Setiap kali aku melihat tayangan berita, kulihat wajahmu menghiasi layar televisi. Engkau menjadi astronout yang akan menerbangkan Shuttle Columbus menuju bulan. Wajahnya dipenuhi dengan seringai kebahagiaan. Meski kini engkau bukan lagi gadis yang ceria menceritakan rasi bintang kepadaku. Tapi rasa cinta dan kebahagiaan itu masih melekat sangat kuat.
Mungkin ini perjalanan yang memang harus ditempuh, alam sudah membesarkan aku untuk selalu bergulat dengan kata-kata yang harus kusulap menjadi mantra yang bisa menyihir ribuan orang. Aku jadi ingat dengan perkataanmu. "Aku ingin menemui penghuni Phoenix". Sungguh aneh, pikiranku melayang pada karya C.S. Lewis. Sastrawan yang membuat sebuah dunia yang mana bintang adalah sesosok manusia yang diberi tugas untuk selalu berpendar, dan jika tiba waktunya bintang itu akan pensiun.
Detik-detik penerbangan begitu menengangkan dan lama, seperti waktu tak bisa berjalan lagi. Hatiku deg-degan setengah mati. Padalah dirimu lah yang akan meluncur menuju bulan. Mungkin seluruh dunia menyaksikannya. Ingin melihat kesuksesan penerbangan Shuttle Columbus yang menelan biaya triliunan dolar itu.
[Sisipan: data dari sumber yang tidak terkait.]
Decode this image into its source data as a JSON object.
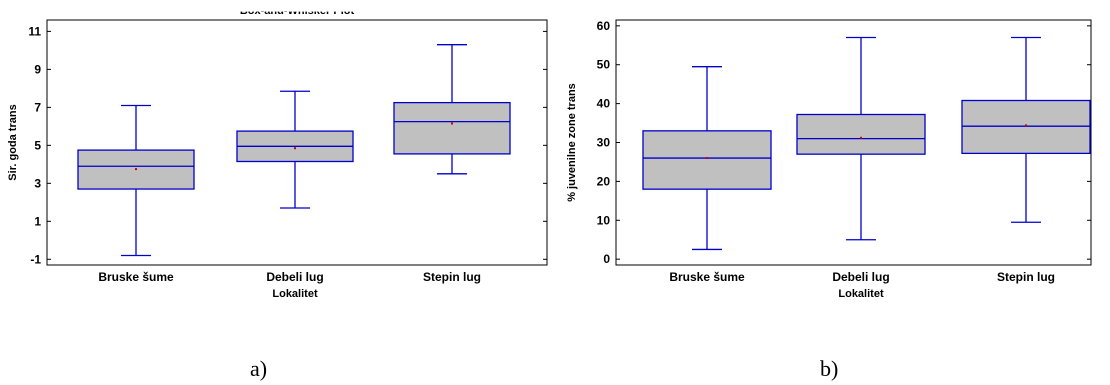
{
  "captions": {
    "a": "a)",
    "b": "b)"
  },
  "chart_data": [
    {
      "type": "box",
      "title": "Box-and-Whisker Plot",
      "xlabel": "Lokalitet",
      "ylabel": "Sir. goda trans",
      "categories": [
        "Bruske šume",
        "Debeli lug",
        "Stepin lug"
      ],
      "ylim": [
        -1.3,
        11.6
      ],
      "yticks": [
        -1,
        1,
        3,
        5,
        7,
        9,
        11
      ],
      "boxes": [
        {
          "min": -0.8,
          "q1": 2.7,
          "median": 3.9,
          "q3": 4.75,
          "max": 7.1,
          "mean": 3.75
        },
        {
          "min": 1.7,
          "q1": 4.15,
          "median": 4.95,
          "q3": 5.75,
          "max": 7.85,
          "mean": 4.85
        },
        {
          "min": 3.5,
          "q1": 4.55,
          "median": 6.25,
          "q3": 7.25,
          "max": 10.3,
          "mean": 6.15
        }
      ],
      "colors": {
        "box_fill": "#c0c0c0",
        "lines": "#0000cc",
        "mean_marker": "#cc0000"
      }
    },
    {
      "type": "box",
      "xlabel": "Lokalitet",
      "ylabel": "% juvenilne zone trans",
      "categories": [
        "Bruske šume",
        "Debeli lug",
        "Stepin lug"
      ],
      "ylim": [
        -1.5,
        61.5
      ],
      "yticks": [
        0,
        10,
        20,
        30,
        40,
        50,
        60
      ],
      "boxes": [
        {
          "min": 2.5,
          "q1": 18,
          "median": 26,
          "q3": 33,
          "max": 49.5,
          "mean": 26
        },
        {
          "min": 5,
          "q1": 27,
          "median": 31,
          "q3": 37.2,
          "max": 57,
          "mean": 31.2
        },
        {
          "min": 9.5,
          "q1": 27.2,
          "median": 34.2,
          "q3": 40.8,
          "max": 57,
          "mean": 34.4
        }
      ],
      "colors": {
        "box_fill": "#c0c0c0",
        "lines": "#0000cc",
        "mean_marker": "#cc0000"
      }
    }
  ]
}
Ponselku berdering, tak tahu siapa yang menghubungi karena tidak ada pengenalnya. "Halo" sapaku. "Halo, Rudi. Ini Sherin" seru suara dari balik Ponsel itu. Aku diam terpaku, tak tahu harus berkata apa kepada seseorang yang hingga kini masih terkenang dihati. "Halo!" seru Sherin meyakinkan bahwa ini adalah benar dirimu. "Aku ingin mengatakan bahwa, aku masih mencintaimu" kata-kata terakhir itu meluncur dengan cepat dan tut, ponselku mati.
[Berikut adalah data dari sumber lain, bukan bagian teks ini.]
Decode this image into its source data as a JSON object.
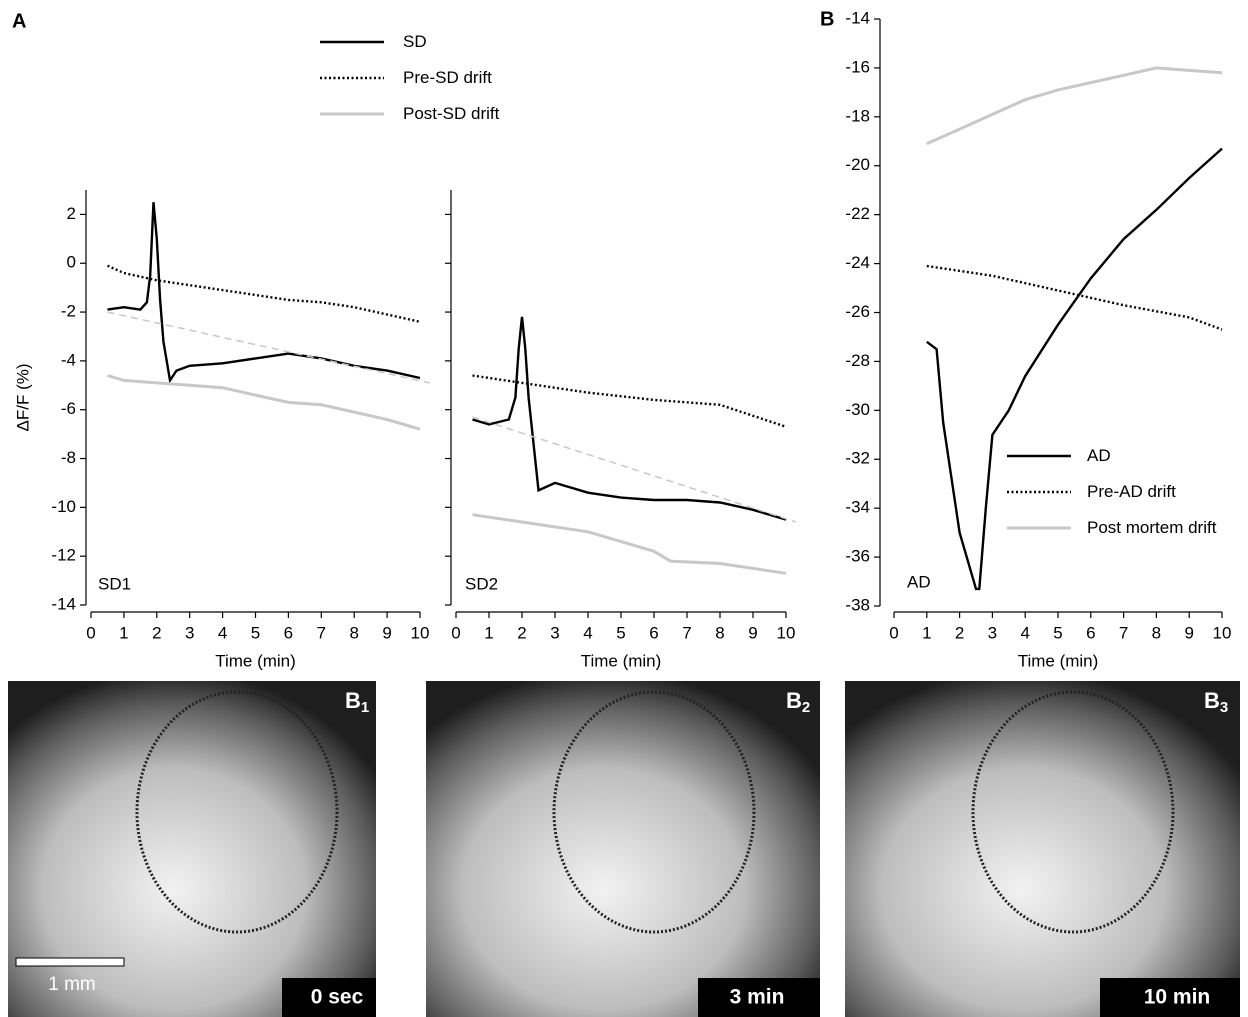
{
  "panel_labels": [
    "A",
    "B"
  ],
  "chart_data": [
    {
      "type": "line",
      "annotation": "SD1",
      "xlabel": "Time (min)",
      "ylabel": "ΔF/F (%)",
      "xlim": [
        0,
        10
      ],
      "xticks": [
        0,
        1,
        2,
        3,
        4,
        5,
        6,
        7,
        8,
        9,
        10
      ],
      "ylim": [
        -14,
        3
      ],
      "yticks": [
        -14,
        -12,
        -10,
        -8,
        -6,
        -4,
        -2,
        0,
        2
      ],
      "show_ytick_labels": true,
      "legend": "top",
      "series": [
        {
          "name": "SD",
          "color": "#000000",
          "dash": "solid",
          "x": [
            0.5,
            1,
            1.5,
            1.7,
            1.8,
            1.9,
            2.0,
            2.1,
            2.2,
            2.4,
            2.6,
            3,
            4,
            5,
            6,
            7,
            8,
            9,
            10
          ],
          "values": [
            -1.9,
            -1.8,
            -1.9,
            -1.6,
            -0.5,
            2.5,
            1.0,
            -1.5,
            -3.2,
            -4.8,
            -4.4,
            -4.2,
            -4.1,
            -3.9,
            -3.7,
            -3.9,
            -4.2,
            -4.4,
            -4.7
          ]
        },
        {
          "name": "Pre-SD drift",
          "color": "#000000",
          "dash": "dotted",
          "x": [
            0.5,
            1,
            2,
            3,
            4,
            5,
            6,
            7,
            8,
            9,
            10
          ],
          "values": [
            -0.1,
            -0.4,
            -0.7,
            -0.9,
            -1.1,
            -1.3,
            -1.5,
            -1.6,
            -1.8,
            -2.1,
            -2.4
          ]
        },
        {
          "name": "Post-SD drift",
          "color": "#c8c8c8",
          "dash": "solid",
          "x": [
            0.5,
            1,
            2,
            3,
            4,
            5,
            6,
            7,
            8,
            9,
            10
          ],
          "values": [
            -4.6,
            -4.8,
            -4.9,
            -5.0,
            -5.1,
            -5.4,
            -5.7,
            -5.8,
            -6.1,
            -6.4,
            -6.8
          ]
        },
        {
          "color": "#c8c8c8",
          "dash": "dashed",
          "x": [
            0.5,
            10.3
          ],
          "values": [
            -2.0,
            -4.9
          ]
        }
      ]
    },
    {
      "type": "line",
      "annotation": "SD2",
      "xlabel": "Time (min)",
      "xlim": [
        0,
        10
      ],
      "xticks": [
        0,
        1,
        2,
        3,
        4,
        5,
        6,
        7,
        8,
        9,
        10
      ],
      "ylim": [
        -14,
        3
      ],
      "yticks": [
        -14,
        -12,
        -10,
        -8,
        -6,
        -4,
        -2,
        0,
        2
      ],
      "show_ytick_labels": false,
      "series": [
        {
          "color": "#000000",
          "dash": "solid",
          "x": [
            0.5,
            1,
            1.6,
            1.8,
            1.9,
            2.0,
            2.1,
            2.2,
            2.5,
            3,
            4,
            5,
            6,
            7,
            8,
            9,
            10
          ],
          "values": [
            -6.4,
            -6.6,
            -6.4,
            -5.5,
            -3.5,
            -2.2,
            -3.5,
            -5.5,
            -9.3,
            -9.0,
            -9.4,
            -9.6,
            -9.7,
            -9.7,
            -9.8,
            -10.1,
            -10.5
          ]
        },
        {
          "color": "#000000",
          "dash": "dotted",
          "x": [
            0.5,
            2,
            4,
            6,
            8,
            10
          ],
          "values": [
            -4.6,
            -4.9,
            -5.3,
            -5.6,
            -5.8,
            -6.7
          ]
        },
        {
          "color": "#c8c8c8",
          "dash": "solid",
          "x": [
            0.5,
            2,
            4,
            6,
            6.5,
            8,
            10
          ],
          "values": [
            -10.3,
            -10.6,
            -11.0,
            -11.8,
            -12.2,
            -12.3,
            -12.7
          ]
        },
        {
          "color": "#c8c8c8",
          "dash": "dashed",
          "x": [
            0.5,
            10.3
          ],
          "values": [
            -6.3,
            -10.6
          ]
        }
      ]
    },
    {
      "type": "line",
      "annotation": "AD",
      "xlabel": "Time (min)",
      "xlim": [
        0,
        10
      ],
      "xticks": [
        0,
        1,
        2,
        3,
        4,
        5,
        6,
        7,
        8,
        9,
        10
      ],
      "ylim": [
        -38,
        -14
      ],
      "yticks": [
        -38,
        -36,
        -34,
        -32,
        -30,
        -28,
        -26,
        -24,
        -22,
        -20,
        -18,
        -16,
        -14
      ],
      "show_ytick_labels": true,
      "legend": "lower right",
      "series": [
        {
          "name": "AD",
          "color": "#000000",
          "dash": "solid",
          "x": [
            1,
            1.3,
            1.5,
            2,
            2.5,
            2.6,
            2.8,
            3,
            3.5,
            4,
            5,
            6,
            7,
            8,
            9,
            10
          ],
          "values": [
            -27.2,
            -27.5,
            -30.5,
            -35,
            -37.3,
            -37.3,
            -34,
            -31,
            -30,
            -28.6,
            -26.5,
            -24.6,
            -23,
            -21.8,
            -20.5,
            -19.3
          ]
        },
        {
          "name": "Pre-AD drift",
          "color": "#000000",
          "dash": "dotted",
          "x": [
            1,
            3,
            5,
            7,
            9,
            10
          ],
          "values": [
            -24.1,
            -24.5,
            -25.1,
            -25.7,
            -26.2,
            -26.7
          ]
        },
        {
          "name": "Post mortem drift",
          "color": "#c8c8c8",
          "dash": "solid",
          "x": [
            1,
            2,
            3,
            4,
            5,
            6,
            7,
            8,
            9,
            10
          ],
          "values": [
            -19.1,
            -18.5,
            -17.9,
            -17.3,
            -16.9,
            -16.6,
            -16.3,
            -16.0,
            -16.1,
            -16.2
          ]
        }
      ]
    }
  ],
  "images": [
    {
      "label": "B",
      "subscript": "1",
      "caption": "0 sec",
      "scale_bar": "1 mm"
    },
    {
      "label": "B",
      "subscript": "2",
      "caption": "3 min"
    },
    {
      "label": "B",
      "subscript": "3",
      "caption": "10 min"
    }
  ]
}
Aku masih berdiri mematung, mencoba mencerna kata-kata yang serasa seperti angin nirwana. "Jujur, sebetulnya aku juga masih sayang" gumamku pelan. Aku berjalan menuju sofa depan televisi. Kupandangi detik-detik yang sangat menegangkan itu. Ditambah dengan hatiku yang sedang berbunga karena namaku masih ada dihati seseorang. "Semoga kau selamat" satu harapan tiba-tiba muncul.
Hatiku berkecamuk, karena baru sekarang kamu menghubungiku. Karena sebelum ini hubunganku denganmu sedikit demi sedikit semakin renggang. Dan dengan mudahnya kau mengeratkan hubungan ini.
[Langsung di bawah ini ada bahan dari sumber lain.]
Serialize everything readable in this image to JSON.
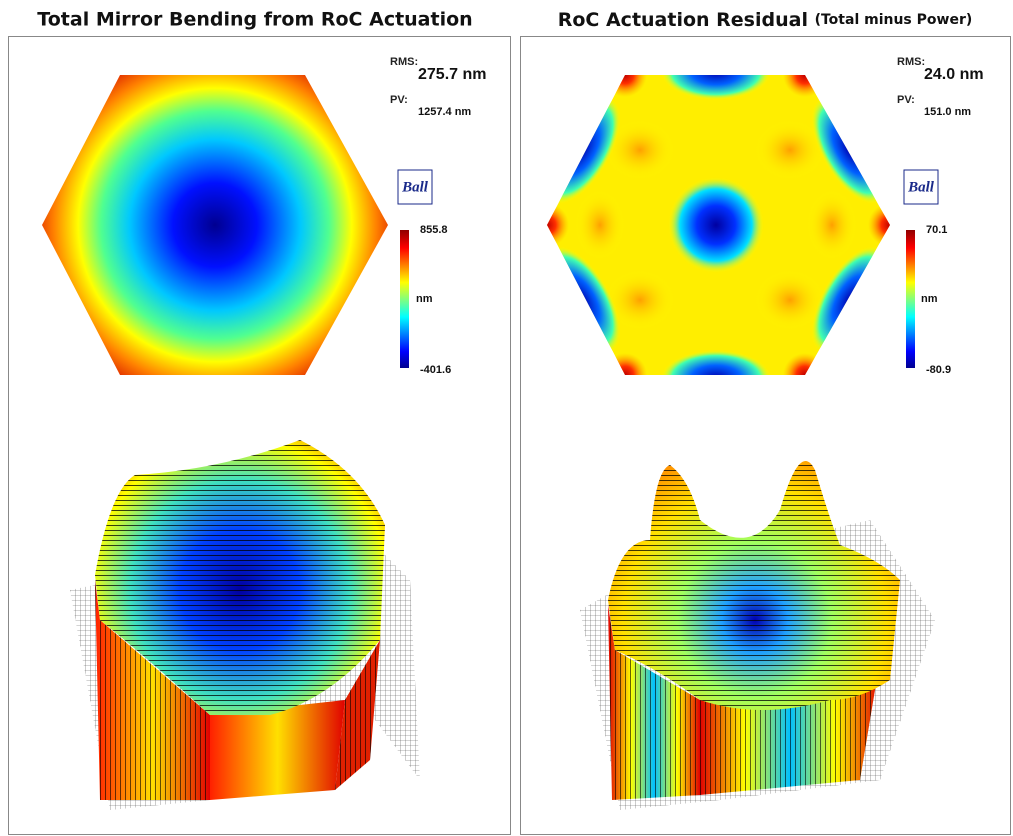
{
  "panels": [
    {
      "title": "Total Mirror Bending from RoC Actuation",
      "rms_label": "RMS:",
      "rms": "275.7 nm",
      "pv_label": "PV:",
      "pv": "1257.4 nm",
      "logo": "Ball",
      "colorbar": {
        "max": 855.8,
        "unit": "nm",
        "min": -401.6
      }
    },
    {
      "title": "RoC Actuation Residual",
      "title_note": "(Total minus Power)",
      "rms_label": "RMS:",
      "rms": "24.0 nm",
      "pv_label": "PV:",
      "pv": "151.0 nm",
      "logo": "Ball",
      "colorbar": {
        "max": 70.1,
        "unit": "nm",
        "min": -80.9
      }
    }
  ]
}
"Apakah ada yang ingin kau sampaikan?" tanya salah satu reporter wanita yang mengerumunimu ketika kau sudah lengkap dengan pakaian astronout dengan meneteng helm.
"Aku ingin mengatakan sepatah kata kepada seseorang, bahwa aku masih mencintaimu" serumu sedikit tersipu. "Siapakah sesorang tersebut?" tanya reporter yang lain. "kalian tak perlu tahu. Karena yang kumaksud sendiri sedang melihatku, dan aku tahu dia paham dengan maksud dari ucapanku" jawabmu dengan senyum yang sepenuhnya mekar, seperti bunga mawar merah yang dalam masa mekar dan harum mewangi.
Mungkin aku adalah sesosok asing yang paling beruntung yang duduk disebuah sofa apartemen sederhana di negeri orang. Aku menyaksikan semburan asap yang sangat besar diknalpot Shuttle itu. Meski sudah terbang di Atmosfer, semburan api yang menimbulkan asap itu masih nampak jelas. Seperti kembang api yang tercipta sangat besar, bahkan sangat mewah untuk merayakan tahun baru.
Detik demi detik kulihat Shuttle itu meluncur tinggal awak kapalnya. Seperti pesawat biasa namun memiliki badan lebih besar dan memiliki cerobong tiga yang masih menimbulkan semburat api. Aku bisa membayangkan kecepatannya, yang seperti kecepatan supersonic. Diawak kapal diperlihatkan kinerja para astronout. Kadang kala beberapa diantara mereka mengacungkan jempol mereka.
Tiba-tiba monitor kabur, hilang koneksi. Yang terlihat di tv sekarang hanya gambar seperti jutaan semut yang tertimbun dalam tong. Aku sedikit panik, kucoba untuk menghubungi badan antariksa Amerika. Mereka mengatakan ada sedikit gangguan sinyal. Setelah aku menelepon, tv kembali normal. Terlihat satu per satu astronout mencoba turun untuk menginjak bulan, menapaktilasi jejak kaki Neil Armstrong.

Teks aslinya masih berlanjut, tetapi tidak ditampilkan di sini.